Anyway, it's not that bad, as long as you stay clear of the professionalism trip wire and stay under their radar. You'll be fine.
 
endo,

that response seems pretty vague. school as "big brother"... school as "control freak"... what do those things translate to in real life?

what types of things have people been busted for? we have no frame of reference here... the way you explain it, it seems like you might get called into the professionalism office for wearing shoes that are too "colorful" or dropping an f-bomb to a friend on campus or criticizing anyone for anything or all of the above.

let's hear specifics, people. i'm getting more and more curious now.
 
endo,

that response seems pretty vague. school as "big brother"... school as "control freak"... what do those things translate to in real life?

what types of things have people been busted for? we have no frame of reference here... the way you explain it, it seems like you might get called into the professionalism office for wearing shoes that are too "colorful" or dropping an f-bomb to a friend on campus or criticizing anyone for anything or all of the above.

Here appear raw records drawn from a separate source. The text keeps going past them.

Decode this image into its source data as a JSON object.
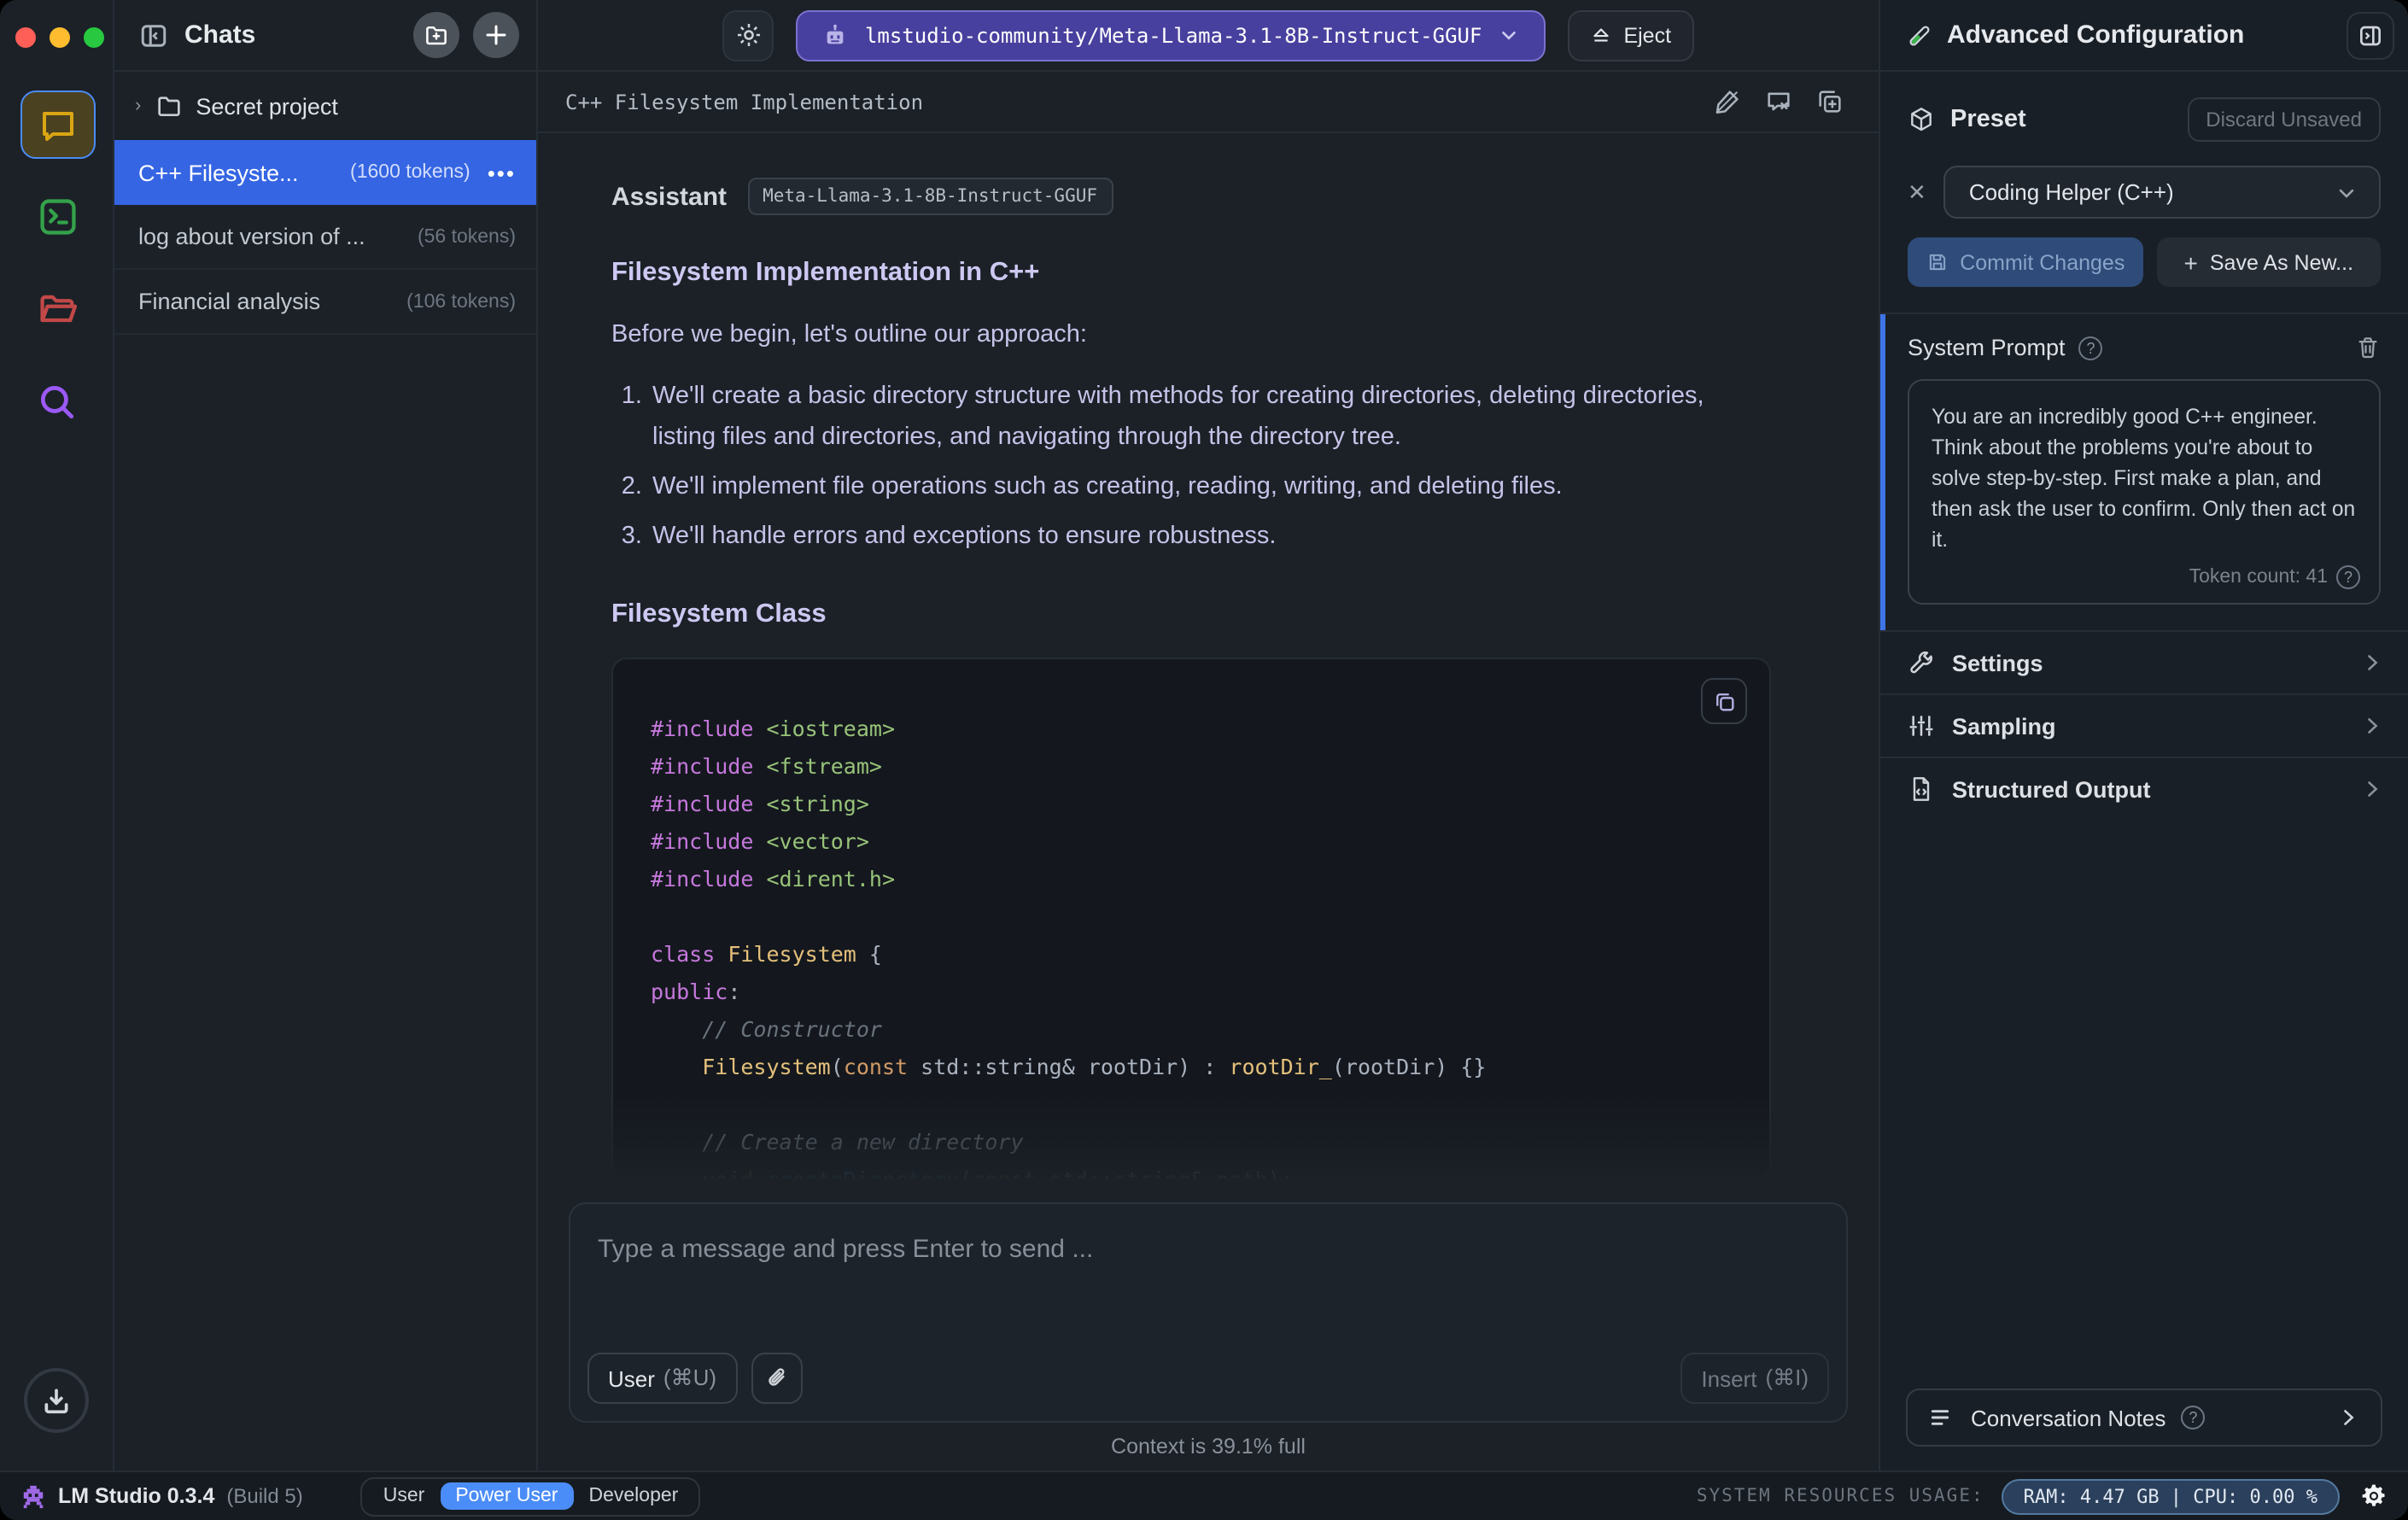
{
  "rail": {
    "icons": [
      "chat-icon",
      "terminal-icon",
      "folder-icon",
      "search-icon",
      "download-icon"
    ]
  },
  "chats_panel": {
    "title": "Chats",
    "folder_row": {
      "twisty": "›",
      "name": "Secret project"
    },
    "items": [
      {
        "title": "C++ Filesyste...",
        "tokens": "(1600 tokens)",
        "selected": true,
        "dots": "•••"
      },
      {
        "title": "log about version of ...",
        "tokens": "(56 tokens)",
        "selected": false
      },
      {
        "title": "Financial analysis",
        "tokens": "(106 tokens)",
        "selected": false
      }
    ]
  },
  "topbar": {
    "model_name": "lmstudio-community/Meta-Llama-3.1-8B-Instruct-GGUF",
    "eject_label": "Eject"
  },
  "chat_tab": {
    "title": "C++ Filesystem Implementation"
  },
  "message": {
    "role": "Assistant",
    "model_badge": "Meta-Llama-3.1-8B-Instruct-GGUF",
    "heading1": "Filesystem Implementation in C++",
    "intro": "Before we begin, let's outline our approach:",
    "list": [
      "We'll create a basic directory structure with methods for creating directories, deleting directories, listing files and directories, and navigating through the directory tree.",
      "We'll implement file operations such as creating, reading, writing, and deleting files.",
      "We'll handle errors and exceptions to ensure robustness."
    ],
    "heading2": "Filesystem Class"
  },
  "code": {
    "lines": [
      {
        "tokens": [
          {
            "t": "#include",
            "c": "kw"
          },
          {
            "t": " ",
            "c": "pln"
          },
          {
            "t": "<iostream>",
            "c": "str"
          }
        ]
      },
      {
        "tokens": [
          {
            "t": "#include",
            "c": "kw"
          },
          {
            "t": " ",
            "c": "pln"
          },
          {
            "t": "<fstream>",
            "c": "str"
          }
        ]
      },
      {
        "tokens": [
          {
            "t": "#include",
            "c": "kw"
          },
          {
            "t": " ",
            "c": "pln"
          },
          {
            "t": "<string>",
            "c": "str"
          }
        ]
      },
      {
        "tokens": [
          {
            "t": "#include",
            "c": "kw"
          },
          {
            "t": " ",
            "c": "pln"
          },
          {
            "t": "<vector>",
            "c": "str"
          }
        ]
      },
      {
        "tokens": [
          {
            "t": "#include",
            "c": "kw"
          },
          {
            "t": " ",
            "c": "pln"
          },
          {
            "t": "<dirent.h>",
            "c": "str"
          }
        ]
      },
      {
        "tokens": [
          {
            "t": " ",
            "c": "pln"
          }
        ]
      },
      {
        "tokens": [
          {
            "t": "class",
            "c": "kw"
          },
          {
            "t": " ",
            "c": "pln"
          },
          {
            "t": "Filesystem",
            "c": "typ"
          },
          {
            "t": " {",
            "c": "pln"
          }
        ]
      },
      {
        "tokens": [
          {
            "t": "public",
            "c": "kw"
          },
          {
            "t": ":",
            "c": "pln"
          }
        ]
      },
      {
        "tokens": [
          {
            "t": "    ",
            "c": "pln"
          },
          {
            "t": "// Constructor",
            "c": "com"
          }
        ]
      },
      {
        "tokens": [
          {
            "t": "    ",
            "c": "pln"
          },
          {
            "t": "Filesystem",
            "c": "typ"
          },
          {
            "t": "(",
            "c": "pln"
          },
          {
            "t": "const",
            "c": "orn"
          },
          {
            "t": " std::string& rootDir) : ",
            "c": "pln"
          },
          {
            "t": "rootDir_",
            "c": "typ"
          },
          {
            "t": "(rootDir) {}",
            "c": "pln"
          }
        ]
      },
      {
        "tokens": [
          {
            "t": " ",
            "c": "pln"
          }
        ]
      },
      {
        "tokens": [
          {
            "t": "    ",
            "c": "pln"
          },
          {
            "t": "// Create a new directory",
            "c": "com"
          }
        ]
      },
      {
        "dim": true,
        "tokens": [
          {
            "t": "    ",
            "c": "pln"
          },
          {
            "t": "void",
            "c": "orn"
          },
          {
            "t": " ",
            "c": "pln"
          },
          {
            "t": "createDirectory",
            "c": "fn"
          },
          {
            "t": "(",
            "c": "pln"
          },
          {
            "t": "const",
            "c": "orn"
          },
          {
            "t": " std::string& path);",
            "c": "pln"
          }
        ]
      }
    ]
  },
  "composer": {
    "placeholder": "Type a message and press Enter to send ...",
    "role_button": "User",
    "role_shortcut": "(⌘U)",
    "insert_label": "Insert",
    "insert_shortcut": "(⌘I)",
    "context_status": "Context is 39.1% full"
  },
  "config_panel": {
    "title": "Advanced Configuration",
    "preset": {
      "label": "Preset",
      "discard_label": "Discard Unsaved",
      "value": "Coding Helper (C++)",
      "commit_label": "Commit Changes",
      "save_new_plus": "+",
      "save_new_label": "Save As New...",
      "close_glyph": "✕"
    },
    "system_prompt": {
      "label": "System Prompt",
      "text": "You are an incredibly good C++ engineer. Think about the problems you're about to solve step-by-step. First make a plan, and then ask the user to confirm. Only then act on it.",
      "token_count": "Token count: 41",
      "help_glyph": "?"
    },
    "sections": [
      {
        "label": "Settings",
        "icon": "wrench-icon"
      },
      {
        "label": "Sampling",
        "icon": "sliders-icon"
      },
      {
        "label": "Structured Output",
        "icon": "file-json-icon"
      }
    ],
    "notes": {
      "label": "Conversation Notes"
    }
  },
  "statusbar": {
    "app_name": "LM Studio 0.3.4",
    "build": "(Build 5)",
    "modes": [
      "User",
      "Power User",
      "Developer"
    ],
    "active_mode": "Power User",
    "resources_label": "SYSTEM RESOURCES USAGE:",
    "ram_cpu": "RAM: 4.47 GB  |  CPU: 0.00 %"
  },
  "colors": {
    "selected_chat": "#3565e3",
    "model_pill": "#48409e",
    "accent_blue": "#3d74e8",
    "mode_active": "#4b8df8",
    "rail_chat": "#d9a514",
    "rail_terminal": "#34a24a",
    "rail_folder": "#c14848",
    "rail_search": "#9b59f5"
  }
}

let's hear specifics, people. i'm getting more and more curious now.

You are putting me on the spot now. I'm being vague on purpose. It's hard for me to give actual examples, because I don't want to get colleagues into any more trouble than they were in. I don't know who monitors this thread, so I am trying to stay anonymous and I don't want to hurt anybody I know.

Suffice it to say that your examples are not far from some actual things that happened. For example, let's say that you go around and happen to brood a lot, because that's just your personality. Well, they take notes on this kind of thing. Let's say that a certain professor doesn't like your brooding and reports you to the professionalism office. Well, the next day, you are going to get an email inviting you to the professionalism office for a chat about it. Let's say that you are at an evening party event, sponsored by the student government. You have someone there from the professionalism office monitoring and controlling the scene. Let's say you feel like talking to friends, but there is some other event going on in the same facility that they want you to attend. You get not so subtle nudges urging you to attend the silly event, even though technically, you are on your own time. You get the point. There are legitimate causes for professionalism office action, but these kinds of things are clearly not.

I've never had trouble with the professionalism office, thank goodness. But you do feel their presence around you. It's not that bad. You get used to it. It's kind of like being in the military to some extent. You learn how to navigate it and then it ceases to become a concern. Every once in a while you realize that you are still being watched and controlled. Some people are comfortable with this sort of thing, but I am not. However, you do get busy enough where you don't think about it.
 
I know I'm derailing a really long discussion, here, but if any of you aren't familiar with KC, I'd be happy to show you around if you can come into town before I leave for Arkansas in early August. As you know, KCUMB's location...isn't exactly ideal, so you might not get a good feel for the town for awhile if you're stuck around the school all the time. Feel free to message me.
 
Re:"professionalism"

IMHO, a very good thing because physicians should behave in a moral and ethical manner. But, the behaviors that are considered "professional," are subjective, thus "professionalism" has the potential to be abused.

Consequenses ranges from putting yourself on the radar to different degrees of disciplinary consequences. All students are required to have a Dean's Letter(MSPE) as part of the residency application, so if this results on a disciplinary consequence, this could appear on the MSPE. If this does appear on the MSPE, it could be bigger problem beyond medical school.